Between 1995 and 2006, Choi practiced commercial litigation, government relations law, and municipal law with the Twin Cities firms Hessian, McKasy, & Soderberg and Kennedy & Graven, where he became a partner at age thirty. In 2006, he was appointed by Mayor Chris Coleman as Saint Paul City Attorney. As city attorney, Choi served as the city's chief legal counsel and supervised misdemeanor prosecutions.

== Tenure as county attorney ==
In 2010, Choi stepped down as city attorney to run for Ramsey County Attorney, an office vacated by the retiring Susan Gaertner. He received the Democratic-Farmer-Labor Party's endorsement and won the August 2010 primary election over attorney David T. Schultz and Roseville City Council member Tammy Pust, ultimately prevailing over Schultz in the November general election. Choi was reelected without opposition in 2014; reelected in 2018 over Luke Kyper Bellville with 78.4% of the vote; and reelected without opposition in 2022.

As county attorney, Choi is in charge of all adult felony prosecutions in Ramsey County as well as all juvenile matters. He also serves as the county's chief legal counsel, provides civil legal services to the county's child protection and civil commitment functions, and leads the county's child support services. He has embraced criminal justice reform initiatives, establishing a veterans' treatment court, engaging in community prosecution efforts, and working to reduce racial disparities. Along with other reform-minded prosecutors, he has participated in the Institute for Innovation in Prosecution. Choi has also aggressively prosecuted human trafficking and other cases of violence against women, earning recognition from other county attorneys in Minnesota for these efforts.

== Policy initiatives and reform efforts ==
=== Youth justice reform ===

In 2019, Choi launched the (Re)Imagining Justice for Youth initiative to promote community-based responses to youth offenses. The program emphasizes restorative approaches and seeks to address disparities affecting Black, Latino, and Indigenous youth.

=== Sexual assault response and prevention ===

Choi has supported efforts to improve institutional responses to sexual assault, including training for law enforcement and prosecutors and promoting victim-centered practices. He has partnered with community organizations through campaigns such as Start by Believing and led a recommitment effort in 2025 to improve services for underserved communities.

=== Non-Public Safety Traffic Stop Policy ===

In September, 2021, Choi announced a change in prosecutorial policy in conjunction and collaboration with the three largest police agencies in his jurisdiction regarding non-public-safety traffic stops, shifting resources to prioritize stops involving public safety risks. The collaborative initiative aimed to reduce racial disparities, improve community trust, and provide financial support for vehicle owners needing assistance to correct equipment violations.

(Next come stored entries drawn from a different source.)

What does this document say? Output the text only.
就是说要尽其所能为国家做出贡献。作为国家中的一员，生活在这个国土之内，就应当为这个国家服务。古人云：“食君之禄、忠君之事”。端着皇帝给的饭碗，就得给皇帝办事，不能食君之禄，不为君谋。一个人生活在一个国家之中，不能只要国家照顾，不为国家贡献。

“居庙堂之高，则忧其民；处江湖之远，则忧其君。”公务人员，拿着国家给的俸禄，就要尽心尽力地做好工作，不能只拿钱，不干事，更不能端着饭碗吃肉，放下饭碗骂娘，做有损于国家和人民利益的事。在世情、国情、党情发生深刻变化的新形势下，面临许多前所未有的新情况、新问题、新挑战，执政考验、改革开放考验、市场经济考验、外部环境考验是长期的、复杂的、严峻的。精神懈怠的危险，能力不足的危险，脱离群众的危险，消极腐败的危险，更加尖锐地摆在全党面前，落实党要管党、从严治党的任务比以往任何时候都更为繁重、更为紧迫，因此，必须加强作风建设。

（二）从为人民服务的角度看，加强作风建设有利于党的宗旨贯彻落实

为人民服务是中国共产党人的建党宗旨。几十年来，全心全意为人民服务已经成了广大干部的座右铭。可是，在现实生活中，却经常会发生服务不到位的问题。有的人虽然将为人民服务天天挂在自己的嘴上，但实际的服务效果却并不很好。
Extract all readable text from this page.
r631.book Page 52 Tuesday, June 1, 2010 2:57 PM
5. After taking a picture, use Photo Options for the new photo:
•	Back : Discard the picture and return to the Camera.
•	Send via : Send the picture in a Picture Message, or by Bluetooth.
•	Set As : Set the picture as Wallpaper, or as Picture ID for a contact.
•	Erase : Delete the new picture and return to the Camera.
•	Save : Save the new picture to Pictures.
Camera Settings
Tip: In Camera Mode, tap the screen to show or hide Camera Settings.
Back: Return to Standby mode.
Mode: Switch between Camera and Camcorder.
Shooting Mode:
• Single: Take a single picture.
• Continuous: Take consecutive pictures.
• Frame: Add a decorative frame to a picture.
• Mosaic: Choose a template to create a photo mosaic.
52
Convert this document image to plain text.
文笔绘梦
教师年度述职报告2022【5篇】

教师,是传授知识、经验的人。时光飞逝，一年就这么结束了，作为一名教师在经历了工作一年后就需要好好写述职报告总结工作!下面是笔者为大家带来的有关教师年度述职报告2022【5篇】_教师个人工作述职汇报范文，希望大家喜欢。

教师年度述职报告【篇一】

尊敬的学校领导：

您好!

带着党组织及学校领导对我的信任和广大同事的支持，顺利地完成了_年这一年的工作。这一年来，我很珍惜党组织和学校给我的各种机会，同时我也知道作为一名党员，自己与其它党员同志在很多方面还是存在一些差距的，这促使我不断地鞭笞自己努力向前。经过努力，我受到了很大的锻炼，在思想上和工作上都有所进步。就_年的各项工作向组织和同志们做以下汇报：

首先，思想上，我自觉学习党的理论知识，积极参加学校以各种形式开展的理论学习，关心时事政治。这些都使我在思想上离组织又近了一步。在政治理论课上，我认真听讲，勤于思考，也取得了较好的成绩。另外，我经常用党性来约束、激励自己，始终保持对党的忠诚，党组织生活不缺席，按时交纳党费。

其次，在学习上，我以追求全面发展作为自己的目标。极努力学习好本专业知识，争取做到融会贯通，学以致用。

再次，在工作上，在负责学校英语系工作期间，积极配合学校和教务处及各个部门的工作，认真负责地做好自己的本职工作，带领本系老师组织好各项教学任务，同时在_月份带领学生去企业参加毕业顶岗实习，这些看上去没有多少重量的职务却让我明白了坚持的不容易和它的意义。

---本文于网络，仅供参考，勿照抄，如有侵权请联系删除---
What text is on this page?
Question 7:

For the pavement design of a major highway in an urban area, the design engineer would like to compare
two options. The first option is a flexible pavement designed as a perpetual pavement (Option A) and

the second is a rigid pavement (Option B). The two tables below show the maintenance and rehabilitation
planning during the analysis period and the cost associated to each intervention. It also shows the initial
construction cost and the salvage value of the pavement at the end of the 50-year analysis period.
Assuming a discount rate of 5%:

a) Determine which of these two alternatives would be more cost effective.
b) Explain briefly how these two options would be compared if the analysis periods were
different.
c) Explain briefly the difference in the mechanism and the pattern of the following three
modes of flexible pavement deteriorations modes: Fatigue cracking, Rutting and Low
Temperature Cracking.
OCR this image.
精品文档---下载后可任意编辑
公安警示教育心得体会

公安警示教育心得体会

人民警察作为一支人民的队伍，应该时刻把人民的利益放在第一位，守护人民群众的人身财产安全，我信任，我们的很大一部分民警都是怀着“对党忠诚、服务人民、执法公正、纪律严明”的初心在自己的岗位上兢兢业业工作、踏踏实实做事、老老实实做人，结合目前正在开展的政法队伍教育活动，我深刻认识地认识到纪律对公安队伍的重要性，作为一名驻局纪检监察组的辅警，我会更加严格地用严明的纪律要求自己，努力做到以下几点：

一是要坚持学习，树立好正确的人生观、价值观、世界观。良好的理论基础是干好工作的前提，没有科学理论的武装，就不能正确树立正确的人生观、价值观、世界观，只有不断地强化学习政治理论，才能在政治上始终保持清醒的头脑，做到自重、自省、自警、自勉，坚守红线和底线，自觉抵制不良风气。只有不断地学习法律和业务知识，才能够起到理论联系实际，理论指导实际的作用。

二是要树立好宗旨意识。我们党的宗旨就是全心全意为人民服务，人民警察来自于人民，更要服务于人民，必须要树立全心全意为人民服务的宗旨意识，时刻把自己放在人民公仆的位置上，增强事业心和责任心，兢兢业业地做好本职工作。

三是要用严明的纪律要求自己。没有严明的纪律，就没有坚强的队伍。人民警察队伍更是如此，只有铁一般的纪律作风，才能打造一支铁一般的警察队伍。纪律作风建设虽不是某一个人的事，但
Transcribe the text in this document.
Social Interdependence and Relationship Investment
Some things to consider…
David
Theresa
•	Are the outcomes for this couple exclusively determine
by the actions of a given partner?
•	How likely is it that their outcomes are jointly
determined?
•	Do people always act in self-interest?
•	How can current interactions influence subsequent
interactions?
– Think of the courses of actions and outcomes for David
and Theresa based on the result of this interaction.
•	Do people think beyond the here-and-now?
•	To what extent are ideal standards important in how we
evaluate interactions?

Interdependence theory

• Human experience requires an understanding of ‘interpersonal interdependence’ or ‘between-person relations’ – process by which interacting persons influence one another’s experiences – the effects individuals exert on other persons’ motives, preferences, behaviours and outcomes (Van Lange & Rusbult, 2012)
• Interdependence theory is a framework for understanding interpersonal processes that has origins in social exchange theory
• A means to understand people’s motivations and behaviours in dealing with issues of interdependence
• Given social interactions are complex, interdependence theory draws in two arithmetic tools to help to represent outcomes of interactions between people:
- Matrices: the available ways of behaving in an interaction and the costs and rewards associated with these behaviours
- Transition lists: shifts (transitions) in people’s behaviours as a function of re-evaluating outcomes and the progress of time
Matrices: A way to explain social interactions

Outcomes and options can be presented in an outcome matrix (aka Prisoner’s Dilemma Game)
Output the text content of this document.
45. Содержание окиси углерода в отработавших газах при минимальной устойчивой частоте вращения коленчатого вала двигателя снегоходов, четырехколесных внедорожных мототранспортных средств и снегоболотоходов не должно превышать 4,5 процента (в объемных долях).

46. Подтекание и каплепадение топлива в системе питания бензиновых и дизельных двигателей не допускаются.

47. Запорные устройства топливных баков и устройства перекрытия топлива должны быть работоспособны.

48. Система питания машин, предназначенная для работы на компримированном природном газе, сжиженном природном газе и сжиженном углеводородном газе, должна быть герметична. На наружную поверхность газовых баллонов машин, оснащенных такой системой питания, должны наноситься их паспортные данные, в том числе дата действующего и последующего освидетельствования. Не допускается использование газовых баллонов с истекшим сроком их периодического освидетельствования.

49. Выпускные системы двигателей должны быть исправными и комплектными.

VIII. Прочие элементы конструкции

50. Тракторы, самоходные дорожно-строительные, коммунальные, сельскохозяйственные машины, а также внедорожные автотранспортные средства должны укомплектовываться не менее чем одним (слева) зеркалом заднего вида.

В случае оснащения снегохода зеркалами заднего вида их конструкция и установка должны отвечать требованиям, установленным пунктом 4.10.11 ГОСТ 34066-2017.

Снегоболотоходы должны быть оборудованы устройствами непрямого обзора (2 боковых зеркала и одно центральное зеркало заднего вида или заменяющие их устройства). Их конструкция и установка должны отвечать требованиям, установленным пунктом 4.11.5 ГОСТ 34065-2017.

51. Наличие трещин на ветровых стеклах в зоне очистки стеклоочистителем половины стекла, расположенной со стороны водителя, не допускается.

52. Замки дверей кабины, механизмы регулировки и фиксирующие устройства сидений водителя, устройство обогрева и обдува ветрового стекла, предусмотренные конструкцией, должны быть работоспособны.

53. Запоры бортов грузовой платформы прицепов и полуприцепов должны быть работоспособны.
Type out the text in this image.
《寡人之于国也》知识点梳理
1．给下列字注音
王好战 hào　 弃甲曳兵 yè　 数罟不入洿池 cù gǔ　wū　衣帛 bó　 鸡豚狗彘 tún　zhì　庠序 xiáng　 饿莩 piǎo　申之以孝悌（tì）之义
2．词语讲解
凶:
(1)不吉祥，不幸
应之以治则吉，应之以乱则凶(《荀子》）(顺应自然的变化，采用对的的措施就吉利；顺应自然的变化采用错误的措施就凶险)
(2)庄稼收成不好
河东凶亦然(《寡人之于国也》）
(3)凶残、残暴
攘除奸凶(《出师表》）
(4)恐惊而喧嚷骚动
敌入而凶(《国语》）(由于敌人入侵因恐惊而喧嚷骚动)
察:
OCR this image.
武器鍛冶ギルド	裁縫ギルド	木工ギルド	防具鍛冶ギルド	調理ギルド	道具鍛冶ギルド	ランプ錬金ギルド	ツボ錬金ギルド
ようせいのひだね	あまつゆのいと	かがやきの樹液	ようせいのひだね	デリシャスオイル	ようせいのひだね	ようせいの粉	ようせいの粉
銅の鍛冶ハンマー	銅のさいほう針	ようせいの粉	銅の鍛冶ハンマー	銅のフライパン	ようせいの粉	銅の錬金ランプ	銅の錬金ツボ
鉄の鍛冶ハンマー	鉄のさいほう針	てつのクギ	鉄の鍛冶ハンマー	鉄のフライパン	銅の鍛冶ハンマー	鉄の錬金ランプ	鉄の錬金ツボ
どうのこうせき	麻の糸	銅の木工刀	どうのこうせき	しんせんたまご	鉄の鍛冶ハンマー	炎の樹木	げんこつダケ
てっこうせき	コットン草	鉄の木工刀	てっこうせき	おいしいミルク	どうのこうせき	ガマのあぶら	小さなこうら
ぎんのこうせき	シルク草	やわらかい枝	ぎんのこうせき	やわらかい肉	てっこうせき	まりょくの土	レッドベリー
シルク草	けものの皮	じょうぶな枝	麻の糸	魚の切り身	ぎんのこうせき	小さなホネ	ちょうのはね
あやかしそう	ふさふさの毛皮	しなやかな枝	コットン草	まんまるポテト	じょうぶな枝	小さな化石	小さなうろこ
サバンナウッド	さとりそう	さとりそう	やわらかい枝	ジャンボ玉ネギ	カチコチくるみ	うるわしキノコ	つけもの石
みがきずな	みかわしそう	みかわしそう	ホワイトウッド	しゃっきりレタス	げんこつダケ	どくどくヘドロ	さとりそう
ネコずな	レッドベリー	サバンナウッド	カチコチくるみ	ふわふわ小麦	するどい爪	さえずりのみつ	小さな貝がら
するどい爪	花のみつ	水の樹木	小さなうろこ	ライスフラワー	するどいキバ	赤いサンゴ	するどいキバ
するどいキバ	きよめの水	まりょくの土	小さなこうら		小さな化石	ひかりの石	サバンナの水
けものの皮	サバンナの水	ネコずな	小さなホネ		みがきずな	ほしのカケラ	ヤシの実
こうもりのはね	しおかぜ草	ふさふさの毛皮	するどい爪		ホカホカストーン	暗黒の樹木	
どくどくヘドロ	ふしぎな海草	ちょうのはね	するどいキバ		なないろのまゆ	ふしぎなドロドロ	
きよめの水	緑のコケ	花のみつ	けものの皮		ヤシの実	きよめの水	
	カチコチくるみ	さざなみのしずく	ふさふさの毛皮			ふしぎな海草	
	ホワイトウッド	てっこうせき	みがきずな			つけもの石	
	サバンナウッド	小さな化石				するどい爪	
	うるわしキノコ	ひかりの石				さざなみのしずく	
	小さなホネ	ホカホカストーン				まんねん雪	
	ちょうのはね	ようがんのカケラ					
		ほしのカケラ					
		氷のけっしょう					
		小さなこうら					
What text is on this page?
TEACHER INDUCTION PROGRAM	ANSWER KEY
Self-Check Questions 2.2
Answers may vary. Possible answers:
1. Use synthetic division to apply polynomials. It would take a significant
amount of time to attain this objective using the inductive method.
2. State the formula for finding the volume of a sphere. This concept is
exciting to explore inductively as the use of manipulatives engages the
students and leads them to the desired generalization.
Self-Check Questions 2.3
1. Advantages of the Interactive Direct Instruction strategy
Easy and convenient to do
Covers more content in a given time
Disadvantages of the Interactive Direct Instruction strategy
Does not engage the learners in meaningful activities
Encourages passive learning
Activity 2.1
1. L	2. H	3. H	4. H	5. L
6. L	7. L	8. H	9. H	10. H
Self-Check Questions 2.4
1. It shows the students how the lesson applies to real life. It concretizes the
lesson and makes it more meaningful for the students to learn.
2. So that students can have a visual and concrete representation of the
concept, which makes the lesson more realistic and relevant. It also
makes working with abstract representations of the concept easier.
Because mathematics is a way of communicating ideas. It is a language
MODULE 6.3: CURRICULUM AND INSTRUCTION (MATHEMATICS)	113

=== Sex trafficking prevention ===

Choi has been active in anti-sex trafficking initiatives, including a statewide effort among prosecutors to avoid charging minors for prostitution and to instead treat them as victims. He has supported public education campaigns and partnered with nonprofit organizations to improve prevention and enforcement.

== Notable cases ==
In 2015, he announced the indictment of the Roman Catholic Archdiocese of Saint Paul and Minneapolis for crimes related to the coverup of sexual abuse cases.

In November 2016, Choi's office prosecuted St. Anthony police officer Jeronimo Yanez for manslaughter after the death of Philando Castile in Falcon Heights, Minnesota. He was the first Minnesota County Attorney to charge a police officer for shooting and killing a civilian in the line of duty. Yanez was found not guilty, but his trial paved the way for future charges for officer involved shootings.